In this first report on biocompatibility of intravenously administered pSi structures, we examined the tolerability of negatively (-32.5 +/- 3.1 mV) and positively (8.7 +/- 2.5 mV) charged S1MP PLK inhibitor in acute single dose (10(7), 10(8), 5x 10(8) S1MP/animal) and subchronic multiple dose (10(8) 51MP/animal/week for 4 weeks) administration
schedules. Our data demonstrate that S1MP did not change plasma levels of renal (BUN and creatinine) and hepatic (LDH) biomarkers as well as 23 plasma cytokines. LDH plasma levels of 145.2 +/- 23.6, 115.4 +/- 29.1 vs. 127.0 +/- 10.4; and 155.8 +/- 38.4, 135.5 +/- 52.3 vs. 178.4 +/- 74.6 were detected in mice treated with 108 negatively charged S1MP, 10(8) positively charged 51 MP vs. saline control in single and multiple
dose schedules, respectively. PR-171 supplier The S1MPs did not alter LDH levels in liver and spleen, nor lead to infiltration of leukocytes into the liver, spleen, kidney, lung, brain, heart, and thyroid. Collectively, these data provide evidence of a safe intravenous administration of S1MPs as a drug delivery carrier. (c) 2010 Elsevier BM. All rights reserved.”

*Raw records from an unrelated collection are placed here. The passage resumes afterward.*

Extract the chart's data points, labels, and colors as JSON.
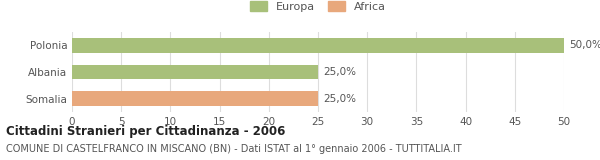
{
  "categories": [
    "Polonia",
    "Albania",
    "Somalia"
  ],
  "values": [
    50.0,
    25.0,
    25.0
  ],
  "colors": [
    "#a8c07a",
    "#a8c07a",
    "#e8a87c"
  ],
  "xlim": [
    0,
    50
  ],
  "xticks": [
    0,
    5,
    10,
    15,
    20,
    25,
    30,
    35,
    40,
    45,
    50
  ],
  "bar_height": 0.55,
  "legend_labels": [
    "Europa",
    "Africa"
  ],
  "legend_colors": [
    "#a8c07a",
    "#e8a87c"
  ],
  "title": "Cittadini Stranieri per Cittadinanza - 2006",
  "subtitle": "COMUNE DI CASTELFRANCO IN MISCANO (BN) - Dati ISTAT al 1° gennaio 2006 - TUTTITALIA.IT",
  "background_color": "#ffffff",
  "grid_color": "#dddddd",
  "title_fontsize": 8.5,
  "subtitle_fontsize": 7.0,
  "tick_fontsize": 7.5,
  "bar_label_fontsize": 7.5,
  "legend_fontsize": 8.0
}
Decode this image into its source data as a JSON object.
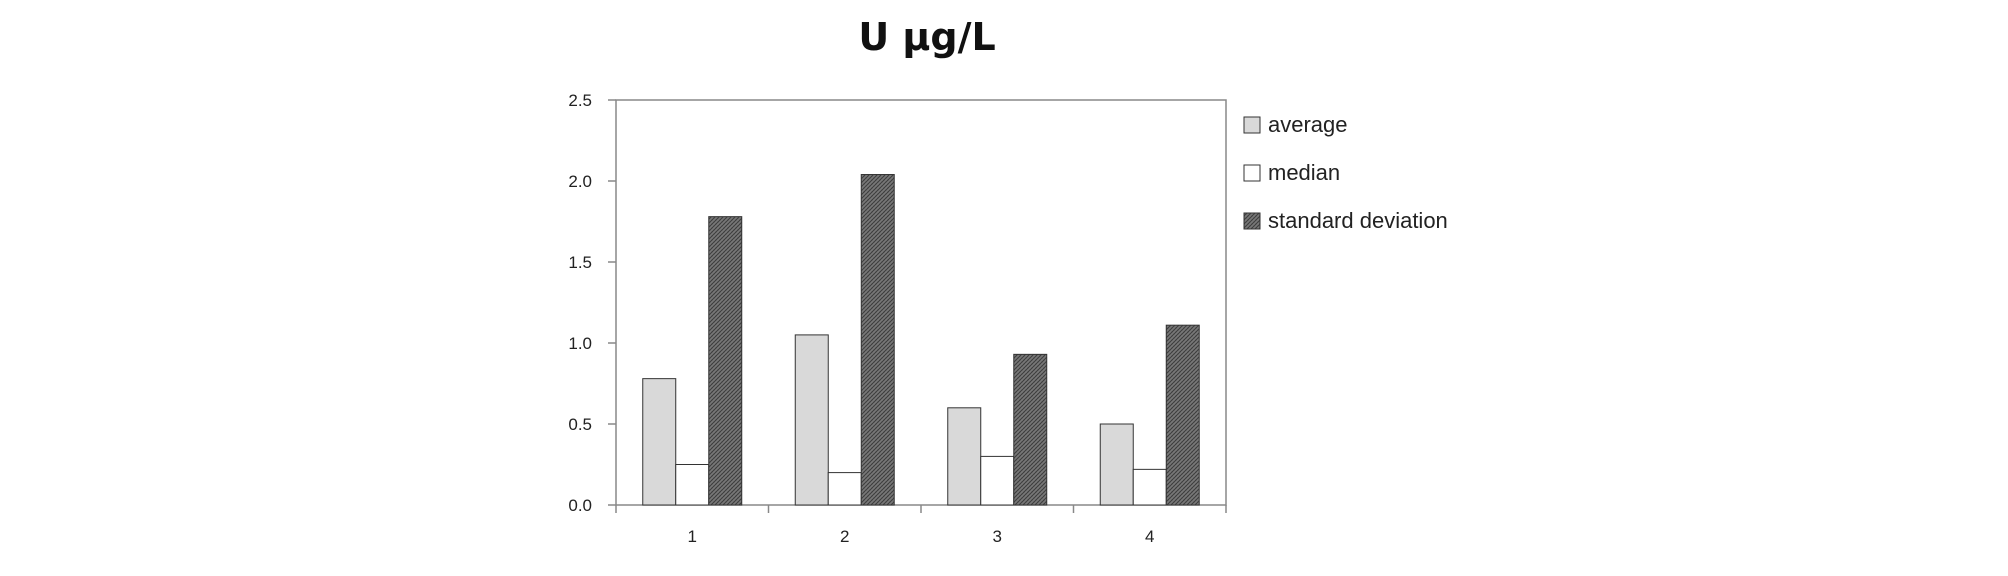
{
  "chart_data": {
    "type": "bar",
    "title": "U µg/L",
    "xlabel": "",
    "ylabel": "",
    "categories": [
      "1",
      "2",
      "3",
      "4"
    ],
    "ylim": [
      0,
      2.5
    ],
    "yticks": [
      "0.0",
      "0.5",
      "1.0",
      "1.5",
      "2.0",
      "2.5"
    ],
    "grid": false,
    "legend_position": "right",
    "series": [
      {
        "name": "average",
        "values": [
          0.78,
          1.05,
          0.6,
          0.5
        ],
        "color": "#d9d9d9",
        "pattern": "solid"
      },
      {
        "name": "median",
        "values": [
          0.25,
          0.2,
          0.3,
          0.22
        ],
        "color": "#ffffff",
        "pattern": "solid"
      },
      {
        "name": "standard deviation",
        "values": [
          1.78,
          2.04,
          0.93,
          1.11
        ],
        "color": "#6e6e6e",
        "pattern": "crosshatch"
      }
    ]
  }
}
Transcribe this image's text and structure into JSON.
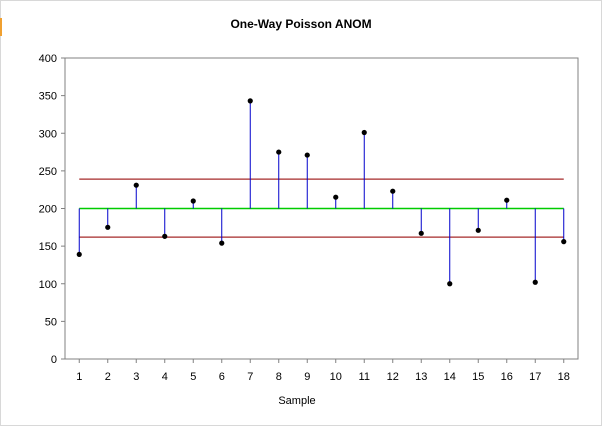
{
  "chart_data": {
    "type": "line",
    "title": "One-Way Poisson ANOM",
    "xlabel": "Sample",
    "ylabel": "",
    "ylim": [
      0,
      400
    ],
    "yticks": [
      0,
      50,
      100,
      150,
      200,
      250,
      300,
      350,
      400
    ],
    "x": [
      1,
      2,
      3,
      4,
      5,
      6,
      7,
      8,
      9,
      10,
      11,
      12,
      13,
      14,
      15,
      16,
      17,
      18
    ],
    "values": [
      139,
      175,
      231,
      163,
      210,
      154,
      343,
      275,
      271,
      215,
      301,
      223,
      167,
      100,
      171,
      211,
      102,
      156
    ],
    "center_line": 200,
    "upper_decision_limit": 239,
    "lower_decision_limit": 162,
    "grid": false,
    "legend": "none",
    "colors": {
      "center_line": "#00cc00",
      "decision_limits": "#a52a2a",
      "stems": "#0000cc",
      "points": "#000000",
      "plot_border": "#808080"
    }
  }
}
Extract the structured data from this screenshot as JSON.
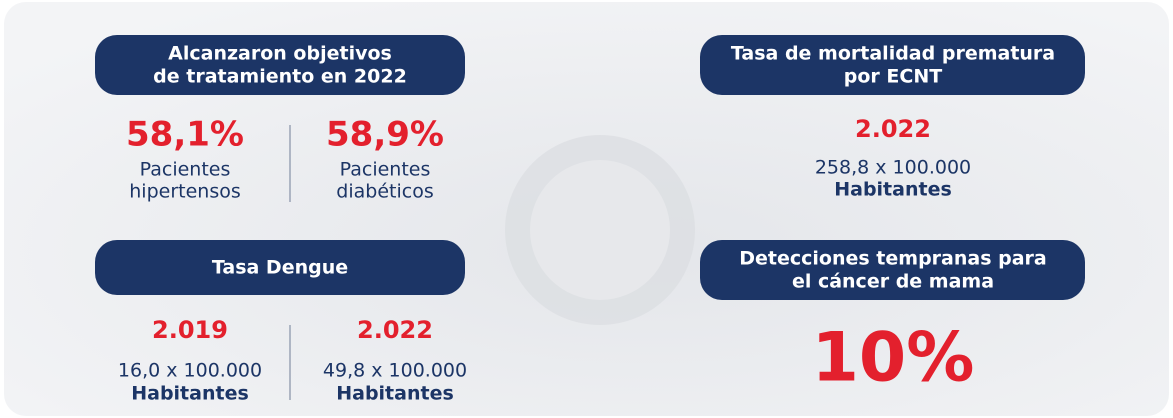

“Transmission of excreted vaccine-derived infectious virus from vaccinated to unvaccinated individuals is possible within close contacts. This randomized (1:1), double-blind study evaluated the potential for transmission of human rotavirus vaccine strain, HRV (Rotarix (TM)) from vaccine recipients to unvaccinated close contacts (twins). 100 pairs of healthy twins aged 6-14 weeks at the time of Dose 1 of HRV vaccine/placebo were enrolled and one randomly selected twin from each pair received two vaccine doses and the other received placebo doses (at 2 and 4 months of age). Presence of vaccine strain in the stool samples of placebo recipients was an indicator of transmission. Serial stool samples were tested for rotavirus using ELISA at pre-determined time points; rotavirus positive stool samples were tested with RT-PCR and reverse hybridization assay to identify
G1P[8] vaccine strain. If G1P[8] vaccine strain was detected, the complete genome was sequenced to assess the YM155 solubility dmso similarity between viral isolates. Immunogenicity and safety of HRV vaccine in transmission cases was assessed. 15 transmission cases were reported in 80 evaluable twins who received placebo and the transmission rate was 18.8% (95% Cl: 10.9-29.0%). None of the transmission cases was associated with gastroenteritis symptoms. Anti-rotavirus IgA seroconversion was 62.5% (95% CI: 51.0-73.1%) (HRV) and 21.3% (95% CI: 12.9-31.8%) (placebo) 7-weeks post-Dose 2; seroconversion in transmission cases was 26.7% (95% CI: 7.8-55.1%). Genetic variations or amino acid substitutions in transmission cases were similar to that seen in corresponding vaccine recipients.